Rare's mysterious shared world pirate game was first shown off at E3 last year via a brief snippet of in-engine footage. The teaser posed more questions than it answered - chief among them, for many, was how the game would be monetised.
Job listings with experience in free-to-play business models were spotted among fans, who also pointed to the game's online massively multiplayer nature as evidence Rare was planning to monetise Sea of Thieves with free-to-play mechanics or in-game transactions.
Now, at E3 2016, Rare has finally laid the matter to rest. Sea of Thieves is not free-to-play.
"We've done a lot of thinking around the business model," veteran Rare employee and Sea of Thieves design director Gregg Mayles told Eurogamer yesterday.
"One thing I can tell you is it's not free-to-play. We didn't say anything last year and then some people made stuff up, y'know, 'it looks free-to-play!' But we can clear that up - we will not be free-to-play."

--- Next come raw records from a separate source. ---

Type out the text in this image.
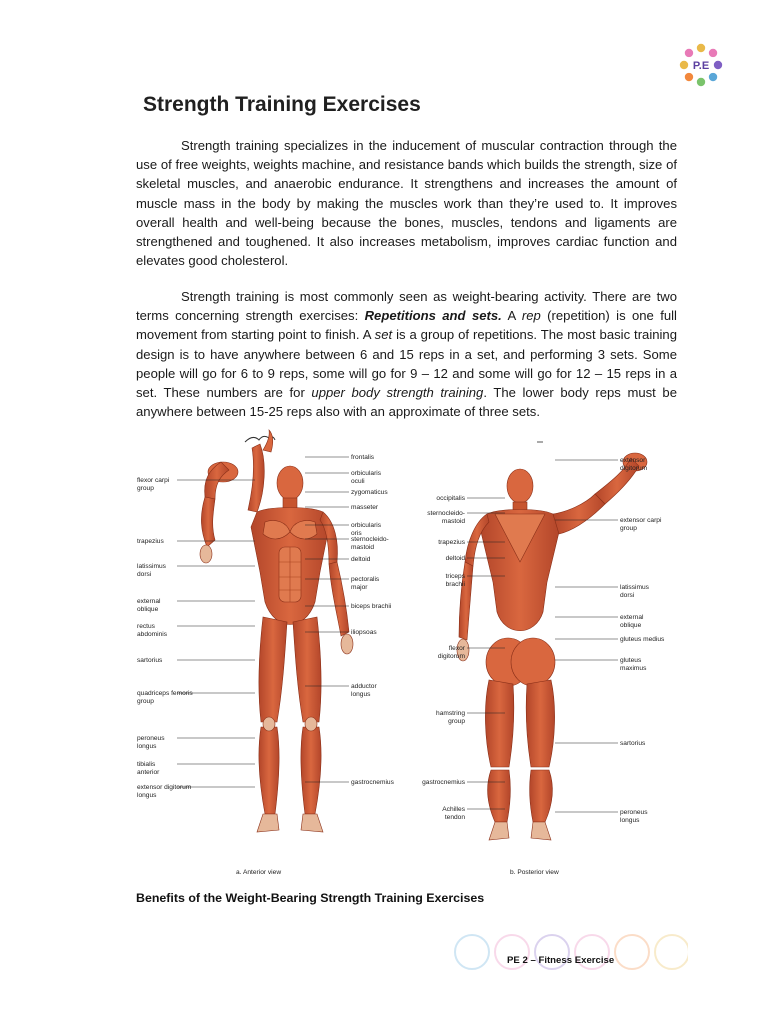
P.E
Strength Training Exercises

Strength training specializes in the inducement of muscular contraction through the use of free weights, weights machine, and resistance bands which builds the strength, size of skeletal muscles, and anaerobic endurance. It strengthens and increases the amount of muscle mass in the body by making the muscles work than they’re used to. It improves overall health and well-being because the bones, muscles, tendons and ligaments are strengthened and toughened. It also increases metabolism, improves cardiac function and elevates good cholesterol.

Strength training is most commonly seen as weight-bearing activity. There are two terms concerning strength exercises: Repetitions and sets. A rep (repetition) is one full movement from starting point to finish. A set is a group of repetitions. The most basic training design is to have anywhere between 6 and 15 reps in a set, and performing 3 sets. Some people will go for 6 to 9 reps, some will go for 9 – 12 and some will go for 12 – 15 reps in a set. These numbers are for upper body strength training. The lower body reps must be anywhere between 15-25 reps also with an approximate of three sets.

flexor carpi group
trapezius
latissimus dorsi
external oblique
rectus abdominis
sartorius
quadriceps femoris group
peroneus longus
tibialis anterior
extensor digitorum longus
frontalis
orbicularis oculi
zygomaticus
masseter
orbicularis oris
sternocleido-mastoid
deltoid
pectoralis major
biceps brachii
iliopsoas
adductor longus
gastrocnemius
occipitalis
sternocleido-mastoid
trapezius
deltoid
triceps brachii
flexor digitorum
hamstring group
gastrocnemius
Achilles tendon
extensor digitorum
extensor carpi group
latissimus dorsi
external oblique
gluteus medius
gluteus maximus
sartorius
peroneus longus
a. Anterior view	b. Posterior view
Benefits of the Weight-Bearing Strength Training Exercises
PE 2 – Fitness Exercise
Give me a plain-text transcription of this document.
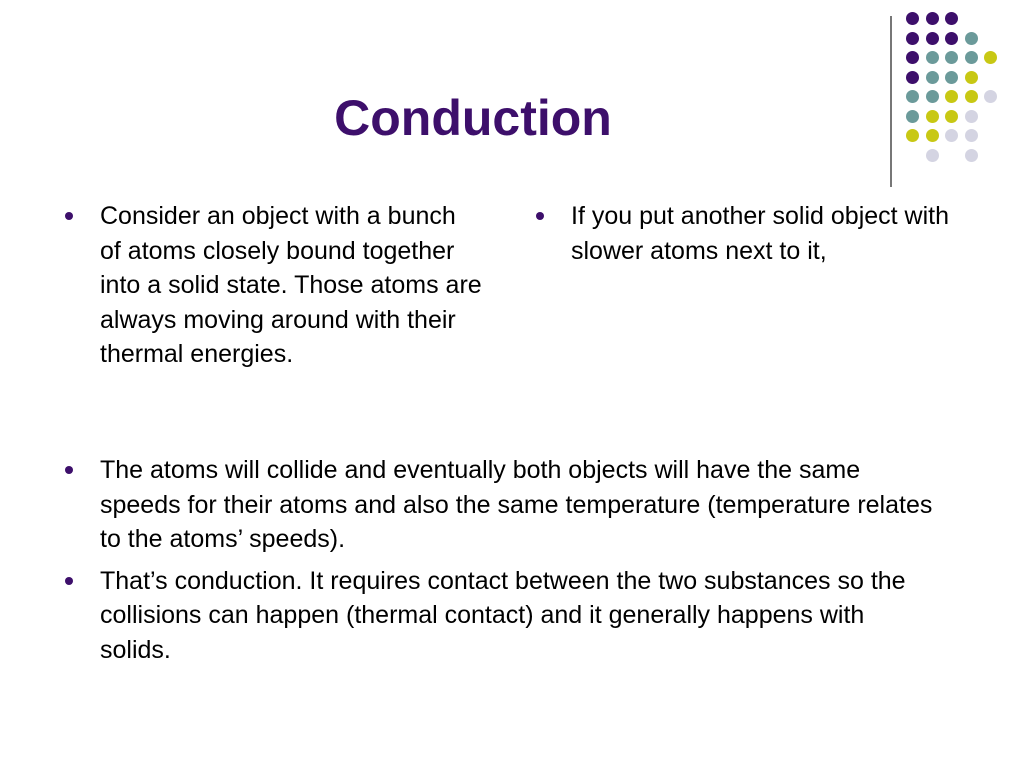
Conduction
Consider an object with a bunch of atoms closely bound together into a solid state. Those atoms are always moving around with their thermal energies.
If you put another solid object with slower atoms next to it,
The atoms will collide and eventually both objects will have the same speeds for their atoms and also the same temperature (temperature relates to the atoms’ speeds).
That’s conduction. It requires contact between the two substances so the collisions can happen (thermal contact) and it generally happens with solids.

Microsoft has experimented with the big budget free-to-play business model for a number of its own titles, to varying degrees of success. Killer Instinct was released as a free-to-play experience and is now entering its third year. But other free-to-play experiments such as Project Spark and Lionhead's Fable Legends have now been abandoned - the latter before it was even given a formal release.
Fable Legends is perhaps the best comparison with Sea of Thieves. A big-name British studio, an ambitious multiplayer concept. Microsoft - and Lionhead - will be keen not to follow in the same footsteps.
As for how Sea of Thieves will be monetised after its launch early next year, Rare is unwilling to say. But it is clear from talking with the team that Sea of Thieves' opening release state is designed to be just the first step for the game and its world of piratey players.
"Right from the start, we didn't want to be this single shot release where we launch the game and say 'thank you very much'," Mayles concluded. "If we're still adding things to this game in five years I'll be very happy."